Film Review: Spotlight image

Film Review: Spotlight

Cinema, at its best, is a medium that reveals emotional truth. In the case of Spotlight, when you see a victim of clerical abuse break down in tears, when the extent of the cover up is revealed, layer by layer, when you see three children in a lawyer’s waiting room about to testify, suddenly something moves from a sad news item to painful, heart-wrenching reality. For Christians, the grief that you feel is made more acute by the role the church played in it, as the survivors recount their response to grooming as like being shown special attention by God. One survivor puts it bleakly: “this wasn’t just physical abuse, it was spiritual. They robbed you of your faith in God.”

Spotlight is not, however, the film you might expect. The title is the name of an investigative journalism team at the Boston Globe who were among the first to uncover the extent of the scandal, and the film mostly focusses on their research and writing procedures. As such, it’s not a polemic against the Catholic church or religion, nor is it in any way a story that exploits the drama of abuse. Instead, it’s a restrained, intelligent exploration of how a community can collectively turn a blind eye to its own atrocities.

Remarkably for a film about such an emotive subject, there is no sentimentalism, no moment of grandstanding from the director or its excellent cast. Sometimes I enjoy a film for the bravura cinematic techniques or stunning imagery, yet boundary-pushing experimentation with form only ever really works if it serves the story being told; in Spotlight, director Tom McCarthy shoots it very simply in a way that allows the narrative to unfurl at its own pace. Most visually striking is the apparent omnipresence of church buildings in Boston, as the images of their stone towers change from beauty to intimidation. Aside from that, this is a film obsessed with the minutiae, from collecting print clips to poring over dusty documents that hide insidious truths.

Such unshowy technique puts a lot of trust in the cast, who all rise to the challenge of making sifting through libraries and filing for court documents compelling. Picking standouts is almost moot, as Spotlight shows how you can create an ensemble where every character feels real, but I found Michael Keaton’s strong-willed team leader to be the most engaging. The end result is that at no point during the film do you feel manipulated as an audience member, merely presented with the reality of what happened. This makes its horror more palpable and more upsetting.

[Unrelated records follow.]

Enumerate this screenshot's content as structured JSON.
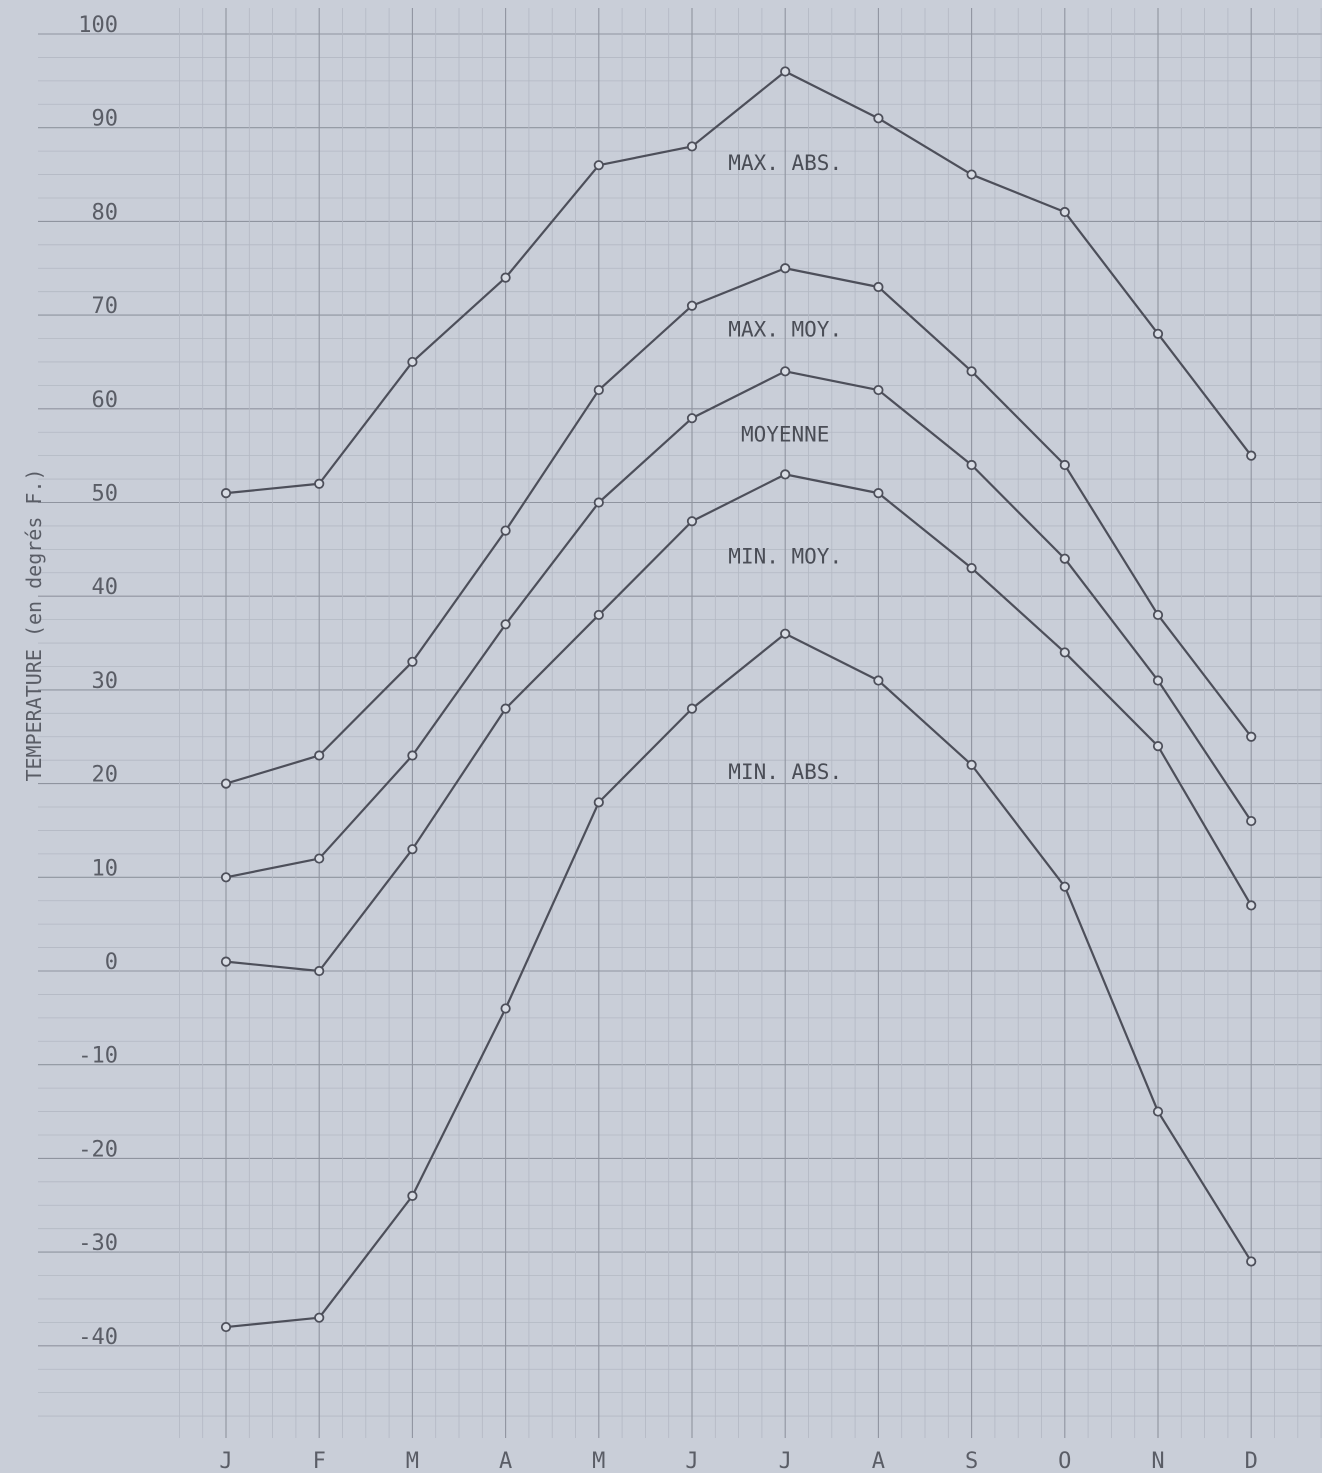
{
  "chart_data": {
    "type": "line",
    "ylabel": "TEMPERATURE (en degrés F.)",
    "xlabel": "",
    "title": "",
    "categories": [
      "J",
      "F",
      "M",
      "A",
      "M",
      "J",
      "J",
      "A",
      "S",
      "O",
      "N",
      "D"
    ],
    "yticks": [
      "100",
      "90",
      "80",
      "70",
      "60",
      "50",
      "40",
      "30",
      "20",
      "10",
      "0",
      "-10",
      "-20",
      "-30",
      "-40"
    ],
    "ylim": [
      -50,
      100
    ],
    "grid": true,
    "series_labels": [
      {
        "text": "MAX. ABS.",
        "x": 6,
        "y": 85.5
      },
      {
        "text": "MAX. MOY.",
        "x": 6,
        "y": 67.7
      },
      {
        "text": "MOYENNE",
        "x": 6,
        "y": 56.5
      },
      {
        "text": "MIN. MOY.",
        "x": 6,
        "y": 43.5
      },
      {
        "text": "MIN. ABS.",
        "x": 6,
        "y": 20.5
      }
    ],
    "series": [
      {
        "name": "MAX. ABS.",
        "values": [
          51,
          52,
          65,
          74,
          86,
          88,
          96,
          91,
          85,
          81,
          68,
          55
        ]
      },
      {
        "name": "MAX. MOY.",
        "values": [
          20,
          23,
          33,
          47,
          62,
          71,
          75,
          73,
          64,
          54,
          38,
          25
        ]
      },
      {
        "name": "MOYENNE",
        "values": [
          10,
          12,
          23,
          37,
          50,
          59,
          64,
          62,
          54,
          44,
          31,
          16
        ]
      },
      {
        "name": "MIN. MOY.",
        "values": [
          1,
          0,
          13,
          28,
          38,
          48,
          53,
          51,
          43,
          34,
          24,
          7
        ]
      },
      {
        "name": "MIN. ABS.",
        "values": [
          -38,
          -37,
          -24,
          -4,
          18,
          28,
          36,
          31,
          22,
          9,
          -15,
          -31
        ]
      }
    ]
  }
}
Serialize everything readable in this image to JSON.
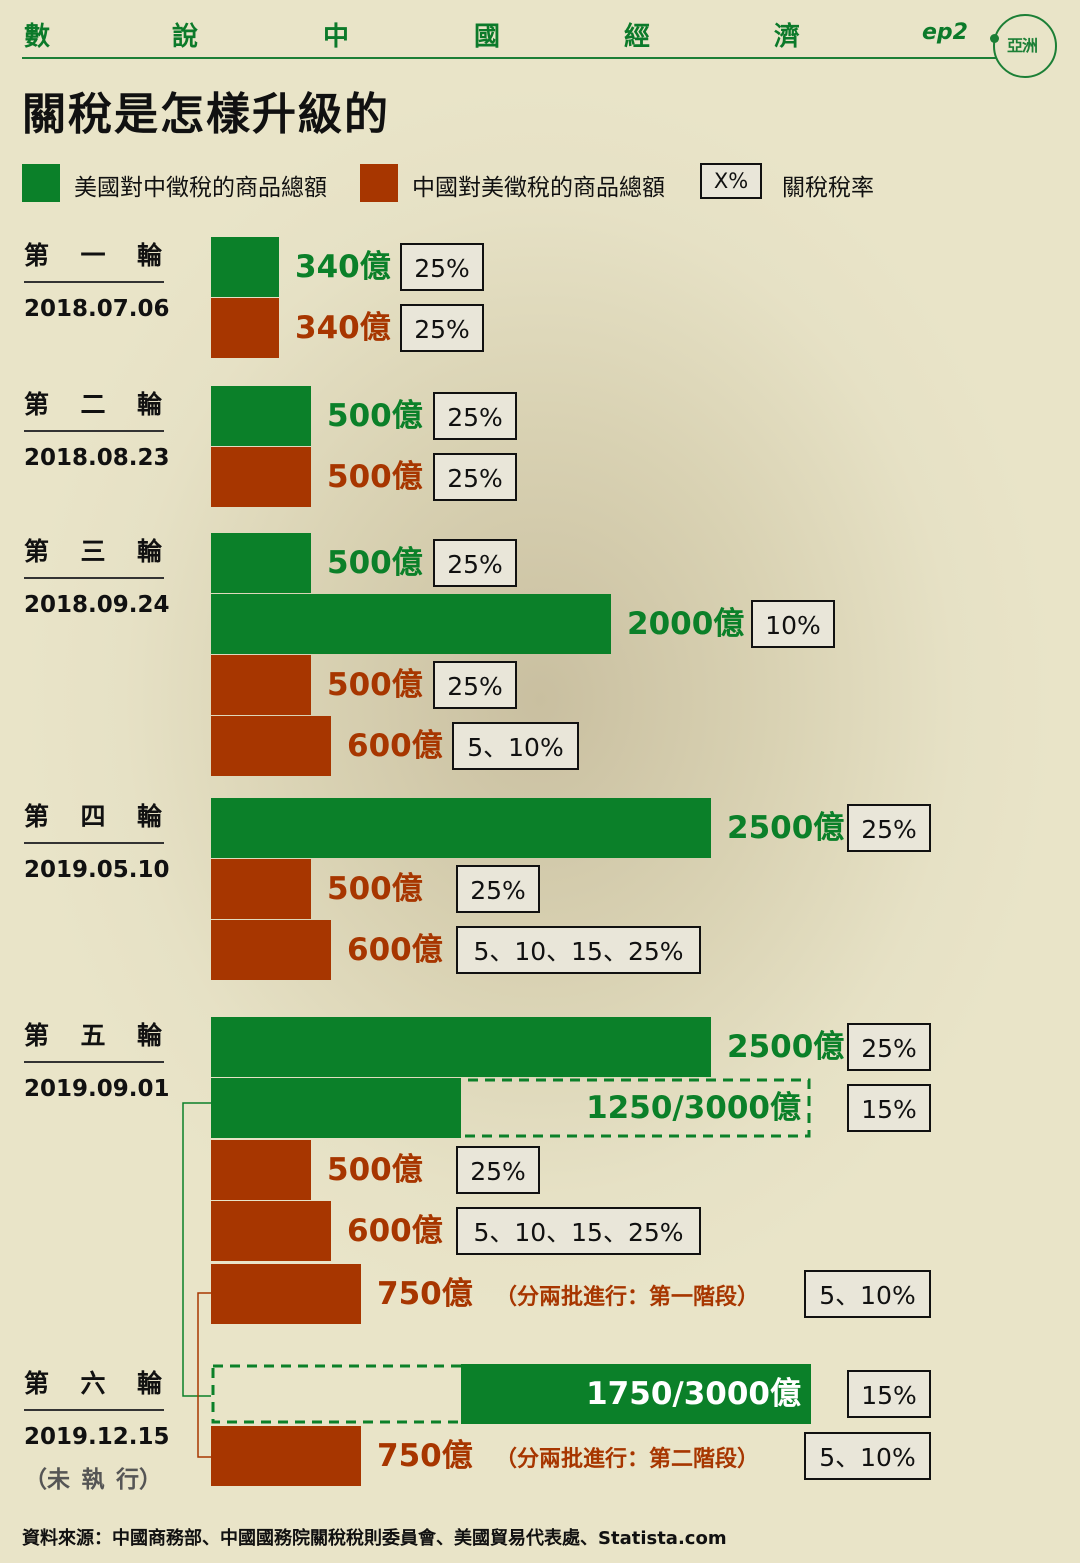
{
  "header": {
    "series_chars": [
      "數",
      "說",
      "中",
      "國",
      "經",
      "濟"
    ],
    "episode": "ep2",
    "logo_text": "亞洲"
  },
  "title": "關稅是怎樣升級的",
  "legend": {
    "us_label": "美國對中徵稅的商品總額",
    "cn_label": "中國對美徵稅的商品總額",
    "rate_box": "X%",
    "rate_label": "關稅稅率"
  },
  "colors": {
    "us": "#0b8029",
    "cn": "#a73600",
    "box_fill": "#e9e6d9"
  },
  "rounds": [
    {
      "name": [
        "第",
        "一",
        "輪"
      ],
      "date": "2018.07.06"
    },
    {
      "name": [
        "第",
        "二",
        "輪"
      ],
      "date": "2018.08.23"
    },
    {
      "name": [
        "第",
        "三",
        "輪"
      ],
      "date": "2018.09.24"
    },
    {
      "name": [
        "第",
        "四",
        "輪"
      ],
      "date": "2019.05.10"
    },
    {
      "name": [
        "第",
        "五",
        "輪"
      ],
      "date": "2019.09.01"
    },
    {
      "name": [
        "第",
        "六",
        "輪"
      ],
      "date": "2019.12.15",
      "note": [
        "（未",
        "執",
        "行）"
      ]
    }
  ],
  "chart_data": {
    "type": "bar",
    "orientation": "horizontal",
    "unit": "億",
    "bars": [
      {
        "round": 1,
        "side": "us",
        "value": 340,
        "label": "340億",
        "rate": "25%"
      },
      {
        "round": 1,
        "side": "cn",
        "value": 340,
        "label": "340億",
        "rate": "25%"
      },
      {
        "round": 2,
        "side": "us",
        "value": 500,
        "label": "500億",
        "rate": "25%"
      },
      {
        "round": 2,
        "side": "cn",
        "value": 500,
        "label": "500億",
        "rate": "25%"
      },
      {
        "round": 3,
        "side": "us",
        "value": 500,
        "label": "500億",
        "rate": "25%"
      },
      {
        "round": 3,
        "side": "us",
        "value": 2000,
        "label": "2000億",
        "rate": "10%"
      },
      {
        "round": 3,
        "side": "cn",
        "value": 500,
        "label": "500億",
        "rate": "25%"
      },
      {
        "round": 3,
        "side": "cn",
        "value": 600,
        "label": "600億",
        "rate": "5、10%"
      },
      {
        "round": 4,
        "side": "us",
        "value": 2500,
        "label": "2500億",
        "rate": "25%"
      },
      {
        "round": 4,
        "side": "cn",
        "value": 500,
        "label": "500億",
        "rate": "25%"
      },
      {
        "round": 4,
        "side": "cn",
        "value": 600,
        "label": "600億",
        "rate": "5、10、15、25%"
      },
      {
        "round": 5,
        "side": "us",
        "value": 2500,
        "label": "2500億",
        "rate": "25%"
      },
      {
        "round": 5,
        "side": "us",
        "value": 1250,
        "total": 3000,
        "label": "1250/3000億",
        "rate": "15%",
        "dashed": true,
        "fill": "start"
      },
      {
        "round": 5,
        "side": "cn",
        "value": 500,
        "label": "500億",
        "rate": "25%"
      },
      {
        "round": 5,
        "side": "cn",
        "value": 600,
        "label": "600億",
        "rate": "5、10、15、25%"
      },
      {
        "round": 5,
        "side": "cn",
        "value": 750,
        "label": "750億",
        "sublabel": "（分兩批進行：第一階段）",
        "rate": "5、10%"
      },
      {
        "round": 6,
        "side": "us",
        "value": 1750,
        "total": 3000,
        "label": "1750/3000億",
        "rate": "15%",
        "dashed": true,
        "fill": "end"
      },
      {
        "round": 6,
        "side": "cn",
        "value": 750,
        "label": "750億",
        "sublabel": "（分兩批進行：第二階段）",
        "rate": "5、10%"
      }
    ]
  },
  "source": "資料來源：中國商務部、中國國務院關稅稅則委員會、美國貿易代表處、Statista.com"
}
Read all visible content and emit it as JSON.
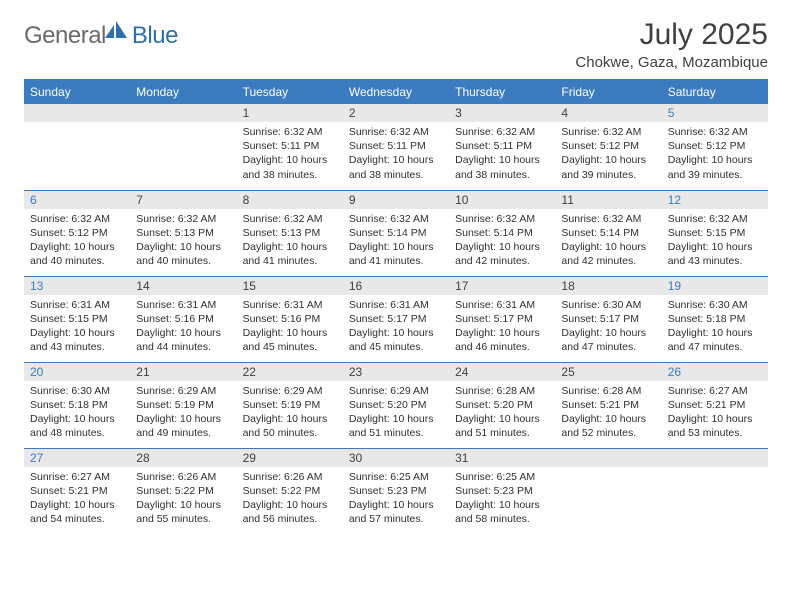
{
  "logo": {
    "gray": "General",
    "blue": "Blue"
  },
  "title": "July 2025",
  "location": "Chokwe, Gaza, Mozambique",
  "colors": {
    "headerBg": "#3b7bbf",
    "headerText": "#ffffff",
    "dayBg": "#e8e8e8",
    "weekendNum": "#3b7bbf",
    "bodyText": "#303030",
    "titleText": "#404040",
    "logoGray": "#6a6a6a",
    "logoBlue": "#2f6fad"
  },
  "weekdays": [
    "Sunday",
    "Monday",
    "Tuesday",
    "Wednesday",
    "Thursday",
    "Friday",
    "Saturday"
  ],
  "weeks": [
    [
      {
        "empty": true
      },
      {
        "empty": true
      },
      {
        "n": "1",
        "sr": "6:32 AM",
        "ss": "5:11 PM",
        "dl": "10 hours and 38 minutes."
      },
      {
        "n": "2",
        "sr": "6:32 AM",
        "ss": "5:11 PM",
        "dl": "10 hours and 38 minutes."
      },
      {
        "n": "3",
        "sr": "6:32 AM",
        "ss": "5:11 PM",
        "dl": "10 hours and 38 minutes."
      },
      {
        "n": "4",
        "sr": "6:32 AM",
        "ss": "5:12 PM",
        "dl": "10 hours and 39 minutes."
      },
      {
        "n": "5",
        "sr": "6:32 AM",
        "ss": "5:12 PM",
        "dl": "10 hours and 39 minutes.",
        "we": true
      }
    ],
    [
      {
        "n": "6",
        "sr": "6:32 AM",
        "ss": "5:12 PM",
        "dl": "10 hours and 40 minutes.",
        "we": true
      },
      {
        "n": "7",
        "sr": "6:32 AM",
        "ss": "5:13 PM",
        "dl": "10 hours and 40 minutes."
      },
      {
        "n": "8",
        "sr": "6:32 AM",
        "ss": "5:13 PM",
        "dl": "10 hours and 41 minutes."
      },
      {
        "n": "9",
        "sr": "6:32 AM",
        "ss": "5:14 PM",
        "dl": "10 hours and 41 minutes."
      },
      {
        "n": "10",
        "sr": "6:32 AM",
        "ss": "5:14 PM",
        "dl": "10 hours and 42 minutes."
      },
      {
        "n": "11",
        "sr": "6:32 AM",
        "ss": "5:14 PM",
        "dl": "10 hours and 42 minutes."
      },
      {
        "n": "12",
        "sr": "6:32 AM",
        "ss": "5:15 PM",
        "dl": "10 hours and 43 minutes.",
        "we": true
      }
    ],
    [
      {
        "n": "13",
        "sr": "6:31 AM",
        "ss": "5:15 PM",
        "dl": "10 hours and 43 minutes.",
        "we": true
      },
      {
        "n": "14",
        "sr": "6:31 AM",
        "ss": "5:16 PM",
        "dl": "10 hours and 44 minutes."
      },
      {
        "n": "15",
        "sr": "6:31 AM",
        "ss": "5:16 PM",
        "dl": "10 hours and 45 minutes."
      },
      {
        "n": "16",
        "sr": "6:31 AM",
        "ss": "5:17 PM",
        "dl": "10 hours and 45 minutes."
      },
      {
        "n": "17",
        "sr": "6:31 AM",
        "ss": "5:17 PM",
        "dl": "10 hours and 46 minutes."
      },
      {
        "n": "18",
        "sr": "6:30 AM",
        "ss": "5:17 PM",
        "dl": "10 hours and 47 minutes."
      },
      {
        "n": "19",
        "sr": "6:30 AM",
        "ss": "5:18 PM",
        "dl": "10 hours and 47 minutes.",
        "we": true
      }
    ],
    [
      {
        "n": "20",
        "sr": "6:30 AM",
        "ss": "5:18 PM",
        "dl": "10 hours and 48 minutes.",
        "we": true
      },
      {
        "n": "21",
        "sr": "6:29 AM",
        "ss": "5:19 PM",
        "dl": "10 hours and 49 minutes."
      },
      {
        "n": "22",
        "sr": "6:29 AM",
        "ss": "5:19 PM",
        "dl": "10 hours and 50 minutes."
      },
      {
        "n": "23",
        "sr": "6:29 AM",
        "ss": "5:20 PM",
        "dl": "10 hours and 51 minutes."
      },
      {
        "n": "24",
        "sr": "6:28 AM",
        "ss": "5:20 PM",
        "dl": "10 hours and 51 minutes."
      },
      {
        "n": "25",
        "sr": "6:28 AM",
        "ss": "5:21 PM",
        "dl": "10 hours and 52 minutes."
      },
      {
        "n": "26",
        "sr": "6:27 AM",
        "ss": "5:21 PM",
        "dl": "10 hours and 53 minutes.",
        "we": true
      }
    ],
    [
      {
        "n": "27",
        "sr": "6:27 AM",
        "ss": "5:21 PM",
        "dl": "10 hours and 54 minutes.",
        "we": true
      },
      {
        "n": "28",
        "sr": "6:26 AM",
        "ss": "5:22 PM",
        "dl": "10 hours and 55 minutes."
      },
      {
        "n": "29",
        "sr": "6:26 AM",
        "ss": "5:22 PM",
        "dl": "10 hours and 56 minutes."
      },
      {
        "n": "30",
        "sr": "6:25 AM",
        "ss": "5:23 PM",
        "dl": "10 hours and 57 minutes."
      },
      {
        "n": "31",
        "sr": "6:25 AM",
        "ss": "5:23 PM",
        "dl": "10 hours and 58 minutes."
      },
      {
        "empty": true
      },
      {
        "empty": true
      }
    ]
  ],
  "labels": {
    "sunrise": "Sunrise:",
    "sunset": "Sunset:",
    "daylight": "Daylight:"
  }
}
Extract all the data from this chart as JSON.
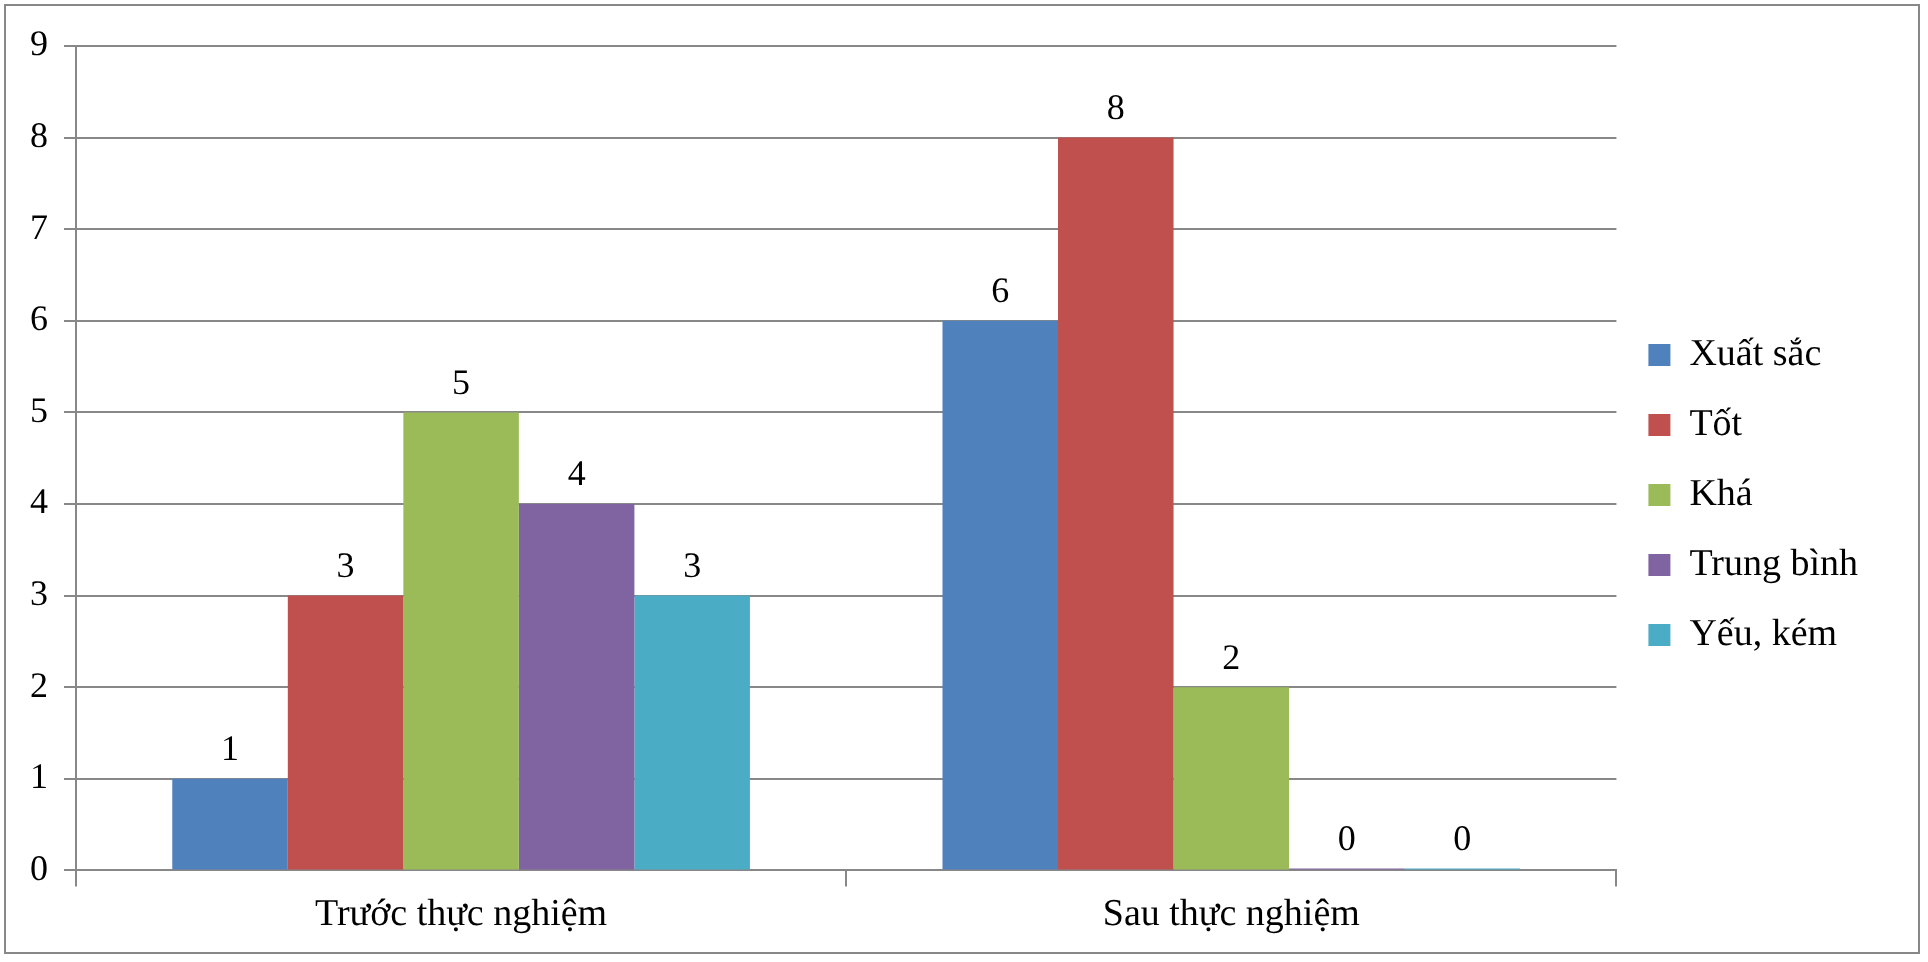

Spotlight isn’t easy to watch, with extra levels of provocation for Christians, but it is important. One of the film’s strongest elements is in uncovering the mutual culpability of an entire community in perpetuating these crimes. While there are the priests and church officials who work to cover up the sins of their peers, there are also the lawyers, the neighbours, the parishioners. Even the righteous crusaders of the Boston Globe, good people doing important work, are not entirely free from guilt on this issue, and as that theme emerges it should cause a good deal of introspection. While it’s unlikely that any of us have been involved in covering up paedophilia, we are probably all too ready to hide behind our own righteousness when confronted with systems and ideologies that oppress or hurt or corrupt. It’s too easy to pass blame and guilt when “no one is righteous – not even one.”

It’s also not enough to distance yourself from these events, perhaps heaping it all on the Catholic church while framing your poster of Calvin, as the devastating effects of this global scandal continue to damage the face of the Church today. There comes a time when you have to stop trying to explain it away, or disassociating yourself with it, and try to work out instead how to seek healing and where to find grace in such a situation. I mentioned grief at the start and it is a powerful film that can make you feel that; I think Spotlight is such a film. Don’t approach with hackles raised, ready to defend, but instead allow yourself to feel the weight of sadness and then pray for justice.